To make things worse, we have a multitude of options for filter narrowing and sorting. Those are all fine, but not if you have to apply all possible combinations until you find what you need.

What people need instead. #

It’s rather simple. Quality research tools need the ability to sort search results by the relevance of the query. This is how you get the most relevant answer from the first try, not after tweaking filter and sorting options for 10 minutes.

Relevance search is what we’ve come to know from state-of-the-art search engines like Google, Bing, DuckDuckGo, and within popular note-taking and document-manage- went solutions like Evernote and Google Docs.

The trick lies in keeping an index of words (terms) pointing to the documents (notes) in which they occur.

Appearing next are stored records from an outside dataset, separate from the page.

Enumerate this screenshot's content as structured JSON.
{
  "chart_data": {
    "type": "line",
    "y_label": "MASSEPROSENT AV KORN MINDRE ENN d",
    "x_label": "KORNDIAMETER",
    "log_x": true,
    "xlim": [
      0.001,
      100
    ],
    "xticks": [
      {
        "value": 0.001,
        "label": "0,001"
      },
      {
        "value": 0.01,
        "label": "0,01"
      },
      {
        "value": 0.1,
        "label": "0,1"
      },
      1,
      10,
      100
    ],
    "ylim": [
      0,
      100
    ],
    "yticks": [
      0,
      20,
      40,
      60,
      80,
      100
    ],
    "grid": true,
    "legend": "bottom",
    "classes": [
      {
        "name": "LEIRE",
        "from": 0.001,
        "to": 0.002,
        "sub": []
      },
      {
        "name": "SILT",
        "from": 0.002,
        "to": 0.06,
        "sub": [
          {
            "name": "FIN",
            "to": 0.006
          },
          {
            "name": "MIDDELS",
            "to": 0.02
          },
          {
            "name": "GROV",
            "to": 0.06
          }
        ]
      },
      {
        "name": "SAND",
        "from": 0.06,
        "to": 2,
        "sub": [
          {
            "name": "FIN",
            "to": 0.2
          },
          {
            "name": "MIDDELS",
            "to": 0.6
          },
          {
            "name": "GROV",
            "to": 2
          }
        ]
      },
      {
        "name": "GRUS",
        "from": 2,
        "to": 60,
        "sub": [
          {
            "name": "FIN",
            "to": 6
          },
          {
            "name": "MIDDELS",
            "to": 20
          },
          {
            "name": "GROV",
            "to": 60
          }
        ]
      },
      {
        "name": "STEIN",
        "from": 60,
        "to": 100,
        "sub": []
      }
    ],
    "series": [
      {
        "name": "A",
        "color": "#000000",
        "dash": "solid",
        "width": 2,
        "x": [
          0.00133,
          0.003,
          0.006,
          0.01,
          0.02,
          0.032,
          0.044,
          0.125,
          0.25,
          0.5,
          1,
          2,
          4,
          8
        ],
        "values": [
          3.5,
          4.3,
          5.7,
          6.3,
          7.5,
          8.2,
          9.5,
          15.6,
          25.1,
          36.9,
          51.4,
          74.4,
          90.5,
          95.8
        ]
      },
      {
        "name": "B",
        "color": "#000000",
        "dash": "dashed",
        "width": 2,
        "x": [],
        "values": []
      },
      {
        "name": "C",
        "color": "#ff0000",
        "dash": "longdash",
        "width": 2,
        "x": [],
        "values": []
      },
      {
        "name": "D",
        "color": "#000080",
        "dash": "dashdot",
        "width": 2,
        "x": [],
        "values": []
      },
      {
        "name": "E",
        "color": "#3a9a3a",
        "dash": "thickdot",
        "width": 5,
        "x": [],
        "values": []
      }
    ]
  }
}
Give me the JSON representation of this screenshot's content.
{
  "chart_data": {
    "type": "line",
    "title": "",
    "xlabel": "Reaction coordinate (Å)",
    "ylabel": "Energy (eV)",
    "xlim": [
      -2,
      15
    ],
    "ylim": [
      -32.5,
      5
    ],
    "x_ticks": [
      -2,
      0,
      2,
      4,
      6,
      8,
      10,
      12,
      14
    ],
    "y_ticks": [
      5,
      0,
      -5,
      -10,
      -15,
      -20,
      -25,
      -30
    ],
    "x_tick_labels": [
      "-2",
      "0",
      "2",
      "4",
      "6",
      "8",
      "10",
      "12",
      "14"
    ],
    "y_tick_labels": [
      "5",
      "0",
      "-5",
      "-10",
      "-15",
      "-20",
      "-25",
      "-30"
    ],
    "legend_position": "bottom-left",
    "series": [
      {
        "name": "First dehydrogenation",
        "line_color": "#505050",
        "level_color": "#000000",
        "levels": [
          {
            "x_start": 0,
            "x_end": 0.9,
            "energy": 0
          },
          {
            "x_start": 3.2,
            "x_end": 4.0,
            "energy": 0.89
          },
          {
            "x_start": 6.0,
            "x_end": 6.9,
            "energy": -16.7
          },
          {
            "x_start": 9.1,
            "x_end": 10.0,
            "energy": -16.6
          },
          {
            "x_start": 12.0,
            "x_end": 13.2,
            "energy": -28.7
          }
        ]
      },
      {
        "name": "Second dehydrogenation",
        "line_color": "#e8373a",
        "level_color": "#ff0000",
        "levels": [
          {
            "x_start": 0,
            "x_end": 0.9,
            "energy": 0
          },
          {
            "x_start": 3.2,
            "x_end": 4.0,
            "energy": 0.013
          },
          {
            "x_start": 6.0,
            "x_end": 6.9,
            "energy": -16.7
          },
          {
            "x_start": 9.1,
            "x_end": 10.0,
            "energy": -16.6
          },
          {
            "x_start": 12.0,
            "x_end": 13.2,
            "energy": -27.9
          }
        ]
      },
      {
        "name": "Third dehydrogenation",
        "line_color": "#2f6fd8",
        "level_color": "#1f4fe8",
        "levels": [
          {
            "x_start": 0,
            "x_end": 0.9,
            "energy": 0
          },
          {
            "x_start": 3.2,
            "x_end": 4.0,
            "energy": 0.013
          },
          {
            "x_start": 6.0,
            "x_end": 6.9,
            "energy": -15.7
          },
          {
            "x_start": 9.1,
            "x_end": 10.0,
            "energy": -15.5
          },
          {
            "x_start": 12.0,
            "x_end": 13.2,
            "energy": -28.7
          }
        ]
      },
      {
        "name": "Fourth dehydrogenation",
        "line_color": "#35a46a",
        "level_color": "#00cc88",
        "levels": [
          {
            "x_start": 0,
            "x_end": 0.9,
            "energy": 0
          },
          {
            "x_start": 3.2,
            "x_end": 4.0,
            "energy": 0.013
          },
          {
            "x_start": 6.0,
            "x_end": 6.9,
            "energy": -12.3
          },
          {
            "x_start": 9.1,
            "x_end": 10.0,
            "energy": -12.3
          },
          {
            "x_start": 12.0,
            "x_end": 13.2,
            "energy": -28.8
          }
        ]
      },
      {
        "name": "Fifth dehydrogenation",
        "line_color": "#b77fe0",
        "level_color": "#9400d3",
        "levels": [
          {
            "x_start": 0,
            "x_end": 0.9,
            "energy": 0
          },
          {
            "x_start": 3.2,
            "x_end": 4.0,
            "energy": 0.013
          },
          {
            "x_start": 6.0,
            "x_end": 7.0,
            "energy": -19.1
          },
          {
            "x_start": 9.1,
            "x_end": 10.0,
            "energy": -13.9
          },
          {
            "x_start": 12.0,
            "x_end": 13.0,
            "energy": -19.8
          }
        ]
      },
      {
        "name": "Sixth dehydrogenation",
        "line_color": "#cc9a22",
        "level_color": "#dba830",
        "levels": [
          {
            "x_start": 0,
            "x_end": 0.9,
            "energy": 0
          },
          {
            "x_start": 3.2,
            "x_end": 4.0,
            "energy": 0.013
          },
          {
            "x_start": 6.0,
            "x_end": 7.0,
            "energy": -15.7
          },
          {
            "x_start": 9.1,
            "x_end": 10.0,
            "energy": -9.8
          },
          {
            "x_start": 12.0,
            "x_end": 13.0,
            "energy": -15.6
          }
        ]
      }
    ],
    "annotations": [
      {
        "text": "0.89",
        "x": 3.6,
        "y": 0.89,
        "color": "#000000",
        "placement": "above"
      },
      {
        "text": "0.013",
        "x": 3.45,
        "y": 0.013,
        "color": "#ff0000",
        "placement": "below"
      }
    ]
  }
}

While the real index is a bit more complex, the basic principle is this: when typing a specific search query, it also gets split into terms. The app will return a list of results sorted by the number of matching query terms in each using the index. As said, things are more complex because a few other factors are involved, but you get the basic idea. No more scrolling through a hundred results to find the most matching one - it will appear at the top of the list.

Is this feasible within Obsidian? #

100%. There are some excellent indexing and searching libraries in the JavaScript space (lunr.js, fuse.js, etc.).

I believe that it is a matter of willingness and prioritization until we see an Obsidian search that works.